The justification for such measures has been that if we do not stand up to President Putin now, we will be committing the same error of appeasement that led to Adolf Hitler’s mad sweep across Europe. We have an unfortunate tendency to overlearn the lessons of history and to be perpetually fighting the last war rather than this one. NATO did not exist when Hitler was around. While Hitler took aim at a weak and divided Europe weary from the recent cataclysm of World War I, President Putin knows that if he sets foot inside Poland, Romania, the former Soviet Baltic republics, or any number of other hypothetical nearby targets, he will automatically trigger the NATO Charter’s Article 5, setting off a suicidal clash with the West in which Russia cannot possibly prevail. The regime of unprecedented economic and political sanctions being aimed Russia’s way, moreover, has already substantially impacted Russia’s economy and undoubtedly sown mass discontent with President Putin on his home front. Is it truly necessary to further cripple our own economy in order to prolong a war where, moreover, everything short of a no-fly zone or outright military intervention will leave Ukraine’s leaders and the Ukrainian people claiming betrayal by the West rather than feeling grateful for the substantial sacrifices we are making on their behalf?  
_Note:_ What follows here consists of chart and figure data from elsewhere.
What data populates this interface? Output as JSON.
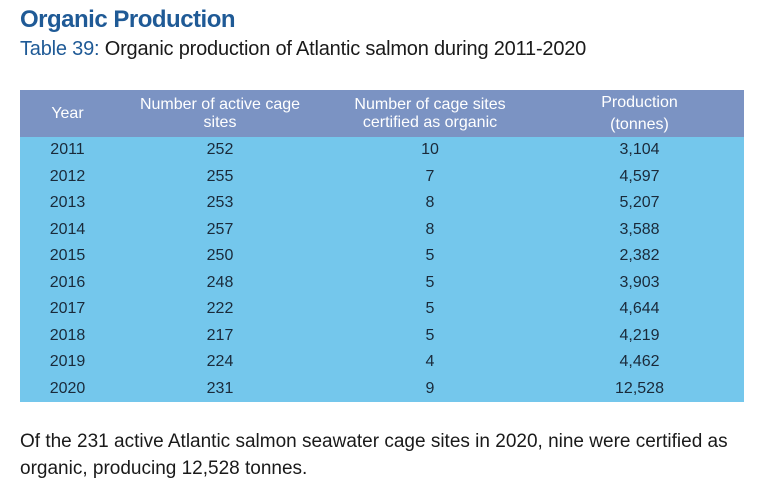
{
  "heading": "Organic Production",
  "caption": {
    "label": "Table 39:",
    "text": " Organic production of Atlantic salmon during 2011-2020"
  },
  "table": {
    "headers": [
      "Year",
      "Number of active cage sites",
      "Number of cage sites certified as organic",
      "Production (tonnes)"
    ],
    "rows": [
      [
        "2011",
        "252",
        "10",
        "3,104"
      ],
      [
        "2012",
        "255",
        "7",
        "4,597"
      ],
      [
        "2013",
        "253",
        "8",
        "5,207"
      ],
      [
        "2014",
        "257",
        "8",
        "3,588"
      ],
      [
        "2015",
        "250",
        "5",
        "2,382"
      ],
      [
        "2016",
        "248",
        "5",
        "3,903"
      ],
      [
        "2017",
        "222",
        "5",
        "4,644"
      ],
      [
        "2018",
        "217",
        "5",
        "4,219"
      ],
      [
        "2019",
        "224",
        "4",
        "4,462"
      ],
      [
        "2020",
        "231",
        "9",
        "12,528"
      ]
    ]
  },
  "note": "Of the 231 active Atlantic salmon seawater cage sites in 2020, nine were certified as organic, producing 12,528 tonnes.",
  "colors": {
    "heading": "#1f5a96",
    "header_bg": "#7b93c3",
    "body_bg": "#74c7ec"
  }
}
Standing up to President Putin and standing up for Ukraine are important, but it is just as important to stand up to President Biden and those many others, both in the political class and in the media, who have escalated this explosive conflict at every turn and are now trying to propagandize us into devastating economic sacrifices and yet-further escalations that may prove still more disastrous. In our headlong rush to muster up a fitting response to President Putin’s genuinely disturbing actions, we must not lose sight of the fact that it is, in the end, not the interests of Ukrainians but those of Americans that must remain our first priority. Seen in that context, President Biden’s return to the long-standing aggressive neoliberal/neoconservative foreign policy status quo promises more costly and perilous entanglements that keep our focus tuned to a foreign channel while our own signal devolves to static.

Alexander Zubatov is a lawyer in New York, as well as an essayist and poet.